The Human Genome Project provided researchers with valuable information by identifying and mapping the three billion DNA base pairs and estimated 25,000 human genes that make up the human genetic code. Likewise, cell scientists across the globe are collaborating on the construction of a similarly detailed atlas of all human cells.
Part of that effort is the Human BioMolecular Atlas Program (HuBMAP), a National Institutes of Health (NIH) Common Fund Program that began in 2018 with the aim of mapping human tissues at the individual cell level. Together with an international effort to create the Human Cell Atlas, the HuBMAP platform will bring together data to build detailed and comprehensive biomolecular maps of human tissues. According to HuBMAP program leader Richard Conroy, this information could become the “Google map of the human body atlas.”
“Human bodies have more than 40 trillion cells,” Conroy said. “We want to find out not only which types of cells are there, but how they are organized spatially, and how they vary from person to person and within individuals over time.”
The NIH program is specifically geared toward defining the spatial orientation of cell types. The end result, Conroy said, is to create a baseline of what is normal and what is otherwise a disease state. “Our challenge is: How do we approach this as a coordinated effort across all the PIs and funders to make sure that what we are doing is complementary to one another? How do we make sure we are sampling in the right space and over the course of lifespan?”
The NIH has multiple programs to study different parts of the body, Conroy explained, such as The Brain Initiative® Cell Census Network, The Human Tumor Atlas, and other groups working on mapping cells in the lung, the kidney, and other organs. “HuBMAP is trying to knit these different programs together,” he said.
One benefit that Conroy envisions from all these gathered data is better tissue engineering. Synthesizing data about the vascular system, the lymphatic system, and how tissues are innervated, he says, will elucidate the fundamental principles of how tissues are organized.

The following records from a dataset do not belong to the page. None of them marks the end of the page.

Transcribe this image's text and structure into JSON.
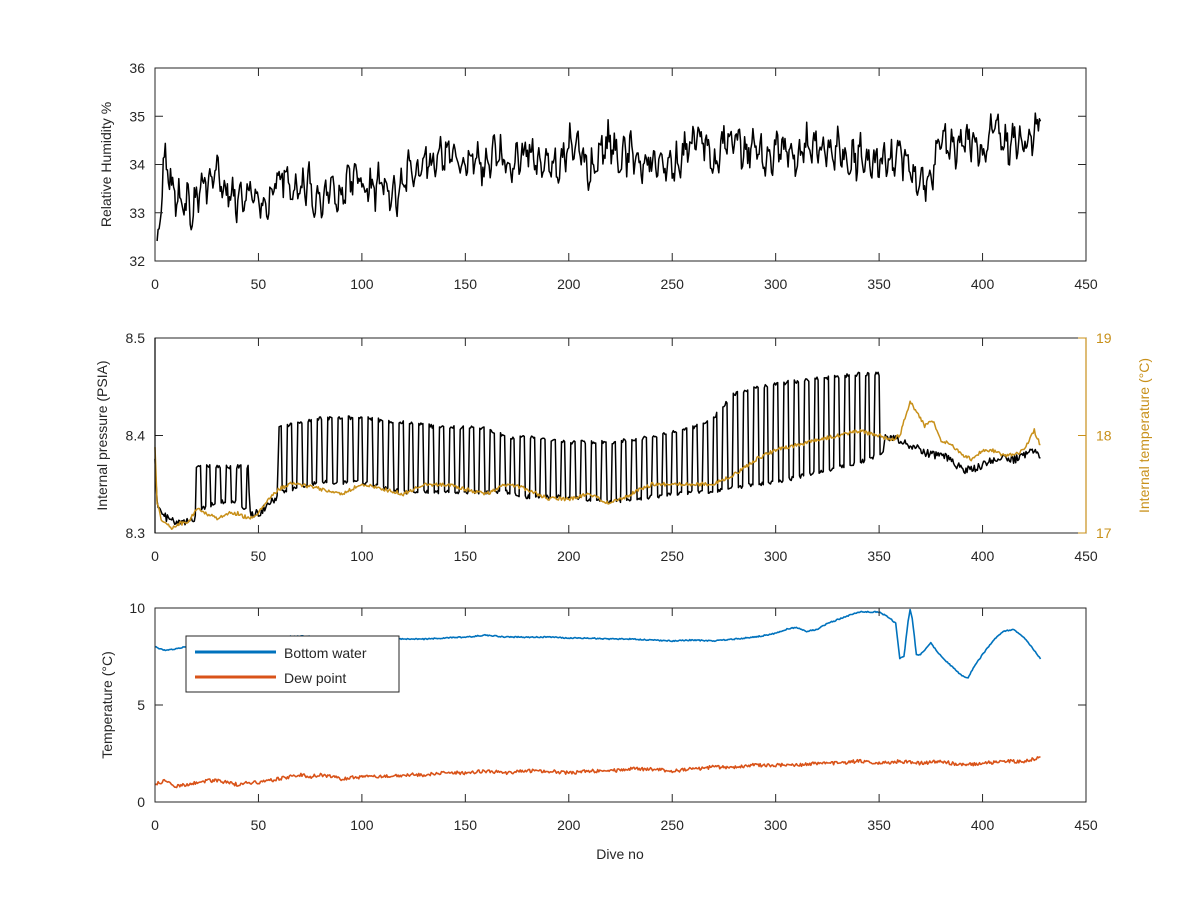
{
  "chart_data": [
    {
      "type": "line",
      "ylabel": "Relative Humidity %",
      "xlim": [
        0,
        450
      ],
      "ylim": [
        32,
        36
      ],
      "xticks": [
        0,
        50,
        100,
        150,
        200,
        250,
        300,
        350,
        400,
        450
      ],
      "yticks": [
        32,
        33,
        34,
        35,
        36
      ],
      "series": [
        {
          "color": "#000000",
          "x": [
            1,
            2,
            4,
            6,
            8,
            10,
            14,
            18,
            22,
            26,
            30,
            34,
            38,
            42,
            46,
            50,
            54,
            58,
            62,
            66,
            70,
            74,
            78,
            82,
            86,
            90,
            94,
            98,
            102,
            106,
            110,
            114,
            118,
            122,
            126,
            130,
            134,
            138,
            142,
            146,
            150,
            155,
            160,
            165,
            170,
            175,
            180,
            185,
            190,
            195,
            200,
            205,
            210,
            215,
            220,
            225,
            230,
            235,
            240,
            245,
            250,
            255,
            260,
            265,
            270,
            275,
            280,
            285,
            290,
            295,
            300,
            305,
            310,
            315,
            320,
            325,
            330,
            335,
            340,
            345,
            350,
            355,
            360,
            365,
            370,
            375,
            380,
            385,
            390,
            395,
            400,
            405,
            410,
            415,
            420,
            425,
            428
          ],
          "values": [
            32.1,
            32.9,
            33.9,
            34.2,
            33.5,
            33.4,
            33.2,
            33.1,
            33.5,
            33.6,
            33.9,
            33.4,
            33.3,
            33.2,
            33.5,
            33.1,
            33.2,
            33.6,
            33.8,
            33.5,
            33.4,
            33.7,
            33.2,
            33.4,
            33.5,
            33.3,
            33.8,
            33.7,
            33.5,
            33.5,
            33.6,
            33.3,
            33.4,
            33.9,
            33.7,
            34.1,
            34.0,
            34.2,
            34.4,
            34.1,
            34.0,
            34.2,
            33.9,
            34.4,
            34.0,
            34.1,
            34.3,
            34.0,
            34.2,
            33.9,
            34.4,
            34.3,
            33.9,
            34.2,
            34.5,
            34.1,
            34.3,
            33.9,
            34.2,
            34.0,
            33.9,
            34.2,
            34.4,
            34.6,
            33.9,
            34.5,
            34.6,
            34.2,
            34.5,
            34.0,
            34.3,
            34.3,
            34.1,
            34.4,
            34.4,
            34.2,
            34.3,
            34.0,
            34.2,
            34.0,
            34.1,
            34.0,
            34.2,
            33.9,
            33.5,
            33.7,
            34.6,
            34.3,
            34.4,
            34.5,
            34.2,
            34.9,
            34.4,
            34.4,
            34.5,
            34.6,
            35.0
          ]
        }
      ]
    },
    {
      "type": "line",
      "ylabel": "Internal pressure (PSIA)",
      "y2label": "Internal temperature (°C)",
      "xlim": [
        0,
        450
      ],
      "ylim": [
        8.3,
        8.5
      ],
      "y2lim": [
        17,
        19
      ],
      "xticks": [
        0,
        50,
        100,
        150,
        200,
        250,
        300,
        350,
        400,
        450
      ],
      "yticks": [
        8.3,
        8.4,
        8.5
      ],
      "y2ticks": [
        17,
        18,
        19
      ],
      "series": [
        {
          "axis": "left",
          "color": "#000000",
          "style": "oscillating",
          "x": [
            0,
            1,
            3,
            6,
            10,
            14,
            19,
            20,
            30,
            40,
            45,
            46,
            50,
            55,
            59,
            60,
            80,
            100,
            120,
            140,
            160,
            170,
            180,
            200,
            220,
            240,
            260,
            270,
            280,
            300,
            320,
            340,
            352,
            353,
            360,
            365,
            370,
            375,
            380,
            385,
            390,
            395,
            400,
            405,
            410,
            415,
            420,
            425,
            428
          ],
          "values": [
            8.38,
            8.33,
            8.32,
            8.315,
            8.31,
            8.31,
            8.315,
            8.33,
            8.34,
            8.335,
            8.33,
            8.32,
            8.32,
            8.33,
            8.335,
            8.36,
            8.37,
            8.37,
            8.36,
            8.355,
            8.36,
            8.36,
            8.35,
            8.345,
            8.345,
            8.35,
            8.36,
            8.37,
            8.39,
            8.395,
            8.4,
            8.4,
            8.4,
            8.4,
            8.395,
            8.39,
            8.385,
            8.38,
            8.38,
            8.375,
            8.365,
            8.365,
            8.37,
            8.375,
            8.38,
            8.375,
            8.38,
            8.385,
            8.38
          ],
          "upper": [
            8.38,
            8.33,
            8.32,
            8.315,
            8.31,
            8.31,
            8.315,
            8.37,
            8.37,
            8.37,
            8.37,
            8.32,
            8.32,
            8.33,
            8.335,
            8.41,
            8.42,
            8.42,
            8.415,
            8.41,
            8.41,
            8.4,
            8.4,
            8.395,
            8.395,
            8.4,
            8.41,
            8.42,
            8.445,
            8.455,
            8.46,
            8.465,
            8.465,
            8.4,
            8.395,
            8.39,
            8.385,
            8.38,
            8.38,
            8.375,
            8.365,
            8.365,
            8.37,
            8.375,
            8.38,
            8.375,
            8.38,
            8.385,
            8.38
          ],
          "lower": [
            8.38,
            8.33,
            8.32,
            8.315,
            8.31,
            8.31,
            8.315,
            8.32,
            8.33,
            8.33,
            8.32,
            8.32,
            8.32,
            8.33,
            8.335,
            8.34,
            8.35,
            8.35,
            8.34,
            8.34,
            8.34,
            8.34,
            8.335,
            8.335,
            8.33,
            8.335,
            8.34,
            8.34,
            8.345,
            8.35,
            8.36,
            8.37,
            8.38,
            8.4,
            8.395,
            8.39,
            8.385,
            8.38,
            8.38,
            8.375,
            8.365,
            8.365,
            8.37,
            8.375,
            8.38,
            8.375,
            8.38,
            8.385,
            8.38
          ]
        },
        {
          "axis": "right",
          "color": "#C8901A",
          "x": [
            0,
            1,
            3,
            5,
            8,
            12,
            16,
            20,
            25,
            30,
            35,
            40,
            45,
            50,
            55,
            60,
            65,
            70,
            80,
            90,
            100,
            110,
            120,
            130,
            140,
            150,
            160,
            170,
            180,
            190,
            200,
            210,
            220,
            230,
            240,
            250,
            260,
            270,
            280,
            290,
            300,
            310,
            320,
            330,
            340,
            350,
            355,
            360,
            365,
            368,
            372,
            376,
            380,
            385,
            390,
            395,
            400,
            405,
            410,
            415,
            420,
            425,
            428
          ],
          "values": [
            17.9,
            17.3,
            17.15,
            17.1,
            17.05,
            17.1,
            17.1,
            17.25,
            17.2,
            17.15,
            17.2,
            17.2,
            17.15,
            17.2,
            17.35,
            17.45,
            17.5,
            17.5,
            17.45,
            17.4,
            17.5,
            17.45,
            17.4,
            17.5,
            17.5,
            17.45,
            17.4,
            17.5,
            17.45,
            17.35,
            17.35,
            17.4,
            17.3,
            17.4,
            17.5,
            17.5,
            17.5,
            17.5,
            17.6,
            17.75,
            17.85,
            17.9,
            17.95,
            18.0,
            18.05,
            18.0,
            17.95,
            18.0,
            18.35,
            18.25,
            18.1,
            18.15,
            17.95,
            17.9,
            17.8,
            17.75,
            17.85,
            17.85,
            17.8,
            17.8,
            17.85,
            18.05,
            17.9
          ]
        }
      ]
    },
    {
      "type": "line",
      "xlabel": "Dive no",
      "ylabel": "Temperature (°C)",
      "xlim": [
        0,
        450
      ],
      "ylim": [
        0,
        10
      ],
      "xticks": [
        0,
        50,
        100,
        150,
        200,
        250,
        300,
        350,
        400,
        450
      ],
      "yticks": [
        0,
        5,
        10
      ],
      "legend": "top-left",
      "series": [
        {
          "name": "Bottom water",
          "color": "#0072BD",
          "x": [
            0,
            5,
            10,
            15,
            20,
            30,
            40,
            50,
            60,
            70,
            80,
            90,
            100,
            110,
            120,
            130,
            140,
            150,
            160,
            165,
            170,
            180,
            190,
            200,
            210,
            220,
            230,
            240,
            250,
            260,
            270,
            280,
            290,
            300,
            305,
            310,
            315,
            320,
            325,
            330,
            335,
            340,
            345,
            350,
            355,
            358,
            360,
            362,
            364,
            365,
            366,
            368,
            370,
            375,
            380,
            385,
            390,
            393,
            396,
            400,
            405,
            410,
            415,
            420,
            425,
            428
          ],
          "values": [
            8.0,
            7.8,
            7.9,
            8.0,
            8.1,
            8.2,
            8.3,
            8.4,
            8.5,
            8.55,
            8.5,
            8.45,
            8.5,
            8.45,
            8.4,
            8.4,
            8.45,
            8.5,
            8.6,
            8.55,
            8.5,
            8.5,
            8.5,
            8.45,
            8.45,
            8.4,
            8.4,
            8.35,
            8.3,
            8.35,
            8.3,
            8.4,
            8.5,
            8.7,
            8.9,
            9.0,
            8.8,
            8.9,
            9.2,
            9.4,
            9.6,
            9.8,
            9.8,
            9.8,
            9.5,
            9.2,
            7.4,
            7.5,
            9.3,
            9.9,
            9.5,
            7.6,
            7.6,
            8.2,
            7.5,
            7.0,
            6.5,
            6.4,
            7.0,
            7.6,
            8.3,
            8.8,
            8.9,
            8.5,
            7.8,
            7.4
          ]
        },
        {
          "name": "Dew point",
          "color": "#D95319",
          "x": [
            0,
            5,
            10,
            15,
            20,
            25,
            30,
            35,
            40,
            45,
            50,
            55,
            60,
            65,
            70,
            75,
            80,
            90,
            100,
            110,
            120,
            130,
            140,
            150,
            160,
            170,
            180,
            190,
            200,
            210,
            220,
            230,
            240,
            250,
            260,
            270,
            280,
            290,
            300,
            310,
            320,
            330,
            340,
            350,
            360,
            370,
            380,
            390,
            400,
            410,
            420,
            428
          ],
          "values": [
            0.9,
            1.1,
            0.8,
            0.9,
            1.0,
            1.1,
            1.1,
            1.0,
            0.9,
            1.0,
            1.0,
            1.1,
            1.2,
            1.3,
            1.4,
            1.3,
            1.4,
            1.2,
            1.3,
            1.3,
            1.4,
            1.4,
            1.5,
            1.5,
            1.6,
            1.5,
            1.6,
            1.6,
            1.5,
            1.6,
            1.6,
            1.7,
            1.7,
            1.6,
            1.7,
            1.8,
            1.8,
            1.9,
            1.9,
            1.9,
            2.0,
            2.0,
            2.1,
            2.0,
            2.1,
            2.0,
            2.1,
            1.9,
            2.0,
            2.1,
            2.1,
            2.3
          ]
        }
      ]
    }
  ]
}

The atlases will also take into account the cell cycles of the hundreds of different cell types, how they interact with each other in different environments, and more. These atlases will also address what Conroy referred to as the “dark matter” between cells. “We know there is a complex extracellular environment between cells and we want to know more about what happens in these areas and how important they are,” he added.
By combining the sequencing of DNA and RNA with advanced imaging methods, researchers can obtain both the genetic and the spatial data need to complete initial drafts of the human cell atlas. Conroy says that first drafts could be realized within the next three to five years. “In the last five years there has been an explosion of sequencing and imaging techniques that have enabled this kind of work,” he said.
Conroy and his colleague Ananda L. Roy have published a review of the state of the art on the human cell atlas in Molecular Biology of the Cell. The Perspective, “Toward mapping the human body at a cellular resolution,” can be found in the August 1, 2018, issue.